Perspective_
Space is the ultimate high-risk environment. Whether you're designing architectures in low Earth orbit (LEO), planning logistics in cislunar space, or enabling sustained operations on the lunar surface, there is no margin for error, yet you’re operating in scenarios for which you often must overcome incomplete data and dynamic conditions. That's true in peacetime and, during a conflict, the stakes compound. Decisions get more complex, more consequential, and more compressed all at once.
Digital twins are how we continue to ensure investments in space succeed. By integrating multi-domain data and modeling the full mission lifecycle, they allow teams to test assumptions before capital is deployed; identify failure modes early; evaluate tradeoffs across performance, cost, and risk; and adapt in real time as conditions evolve.
Anticipating adversaries
When addressing space warfare, you may be designing against a threat system you've never observed in its operational state and whose performance characteristics are genuinely unknown. Adversaries have developed sophisticated counterspace capabilities, from kinetic anti-satellite weapons to electronic jamming to cyberattacks on ground infrastructure. The 2022 ViaSat attack on the first day of Russia's invasion of Ukraine wasn't an anomaly, it was a preview. Orbital assets, military and commercial alike, are now legitimate targets.
This creates a planning problem. The U.S. Space Force is building and operating systems in a domain where the missions themselves are often novel, and the threat environment is partially obscured. Under those conditions, traditional system modeling breaks down; to understand how your system performs, you have to model the threat, too.
Building twins on both sides of the problem
Digital twins of both Space Force systems and adversary threat systems enable simulation environments where both can interact, assumptions can be stress tested, and vulnerabilities identified before they become operational realities. Doing so often requires working across classification boundaries, which offers challenges ranging from stovepiped and often obsolete data to fidelity mismatches between models built at different design stages, to the friction that arises when crossing institutional security domains. This means that twins have to be able to work in a secure environment, and they need to pursue the right level of detail. A high-fidelity representation in one domain paired with a rough approximation in another can produce confident answers to the wrong questions. Engaging digital twins early — when the uncertainty is greatest and when decisions have the largest downstream impact — enables simulation environments to evolve with the mission: from concept through development, acquisition, test, and live operations. As real-world data flows in — ranging from sensor data to shifting telemetries — the models sharpen, and risk and uncertainty diminish, so that if and when threats emerge, operators are informed and ready.

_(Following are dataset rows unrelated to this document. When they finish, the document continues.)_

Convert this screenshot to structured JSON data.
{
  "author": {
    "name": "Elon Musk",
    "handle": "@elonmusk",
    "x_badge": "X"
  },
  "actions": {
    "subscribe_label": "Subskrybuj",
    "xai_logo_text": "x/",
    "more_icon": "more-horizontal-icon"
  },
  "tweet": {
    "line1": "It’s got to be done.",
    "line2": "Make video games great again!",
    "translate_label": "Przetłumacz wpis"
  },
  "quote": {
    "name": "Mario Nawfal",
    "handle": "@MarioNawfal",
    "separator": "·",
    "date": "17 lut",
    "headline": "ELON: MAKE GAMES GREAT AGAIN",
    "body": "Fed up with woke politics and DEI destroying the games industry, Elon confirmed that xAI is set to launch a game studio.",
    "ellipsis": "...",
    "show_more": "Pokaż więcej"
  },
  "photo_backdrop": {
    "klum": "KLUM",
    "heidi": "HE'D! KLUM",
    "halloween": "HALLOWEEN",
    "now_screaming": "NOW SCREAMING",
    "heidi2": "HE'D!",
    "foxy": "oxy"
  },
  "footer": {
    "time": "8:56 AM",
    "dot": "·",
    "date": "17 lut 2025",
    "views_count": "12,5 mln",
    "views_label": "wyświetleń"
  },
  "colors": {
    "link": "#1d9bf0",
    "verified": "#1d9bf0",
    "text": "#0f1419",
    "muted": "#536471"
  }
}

Beyond the government mission
The implications extend well beyond defense programs. For early-stage companies, digital twins can sharpen value propositions and de-risk investor conversations by grounding vision in operational reality. For more mature organizations, they accelerate iteration cycles and improve mission performance.
Both the commercial and defense space sectors are making architecture decisions in the face of significant uncertainty. As we look at extending operations beyond LEO to cislunar space, the logistical and informational complexity increases by an order of magnitude. Operating between Earth and the Moon involves different physics, longer communication latencies, and a near-complete absence of the navigational and positional infrastructure we take for granted in LEO.
A critical use of digital twins for both sectors, then, is to address space logistics as we move into increasingly novel missions. It's easy to optimize a single segment of a mission. It's much harder to track how decisions cascade across the full chain: launch, on-orbit operations, refueling, servicing, sustainment, and reconstitution under stress. Digital twins that model the full lifecycle, not just individual elements, are the only way to get ahead of that complexity.
Accelerating with AI
The new space race is accelerating, but so is the evolution of digital twins. With AI as infrastructure rather than a feature, twins can ingest new data, update models, run scenario analyses, and surface insights at machine speed, transforming what's possible in both mission planning and real-time operations. It can speed the production of models and enhance the ability to rapidly integrate across other digital twin environments.
As space operations push from LEO into cislunar space and toward the moon itself, the complexity of the environment, the logistics chains, and the threat picture will only increase. The organizations — government and commercial — that meet these challenges will be those that can understand and act on that complexity faster than their competitors. Digital twins, continuously updated and AI-augmented, are becoming a core part of that advantage, and supporting their ongoing evolution is how we keep pace with the upcoming challenges.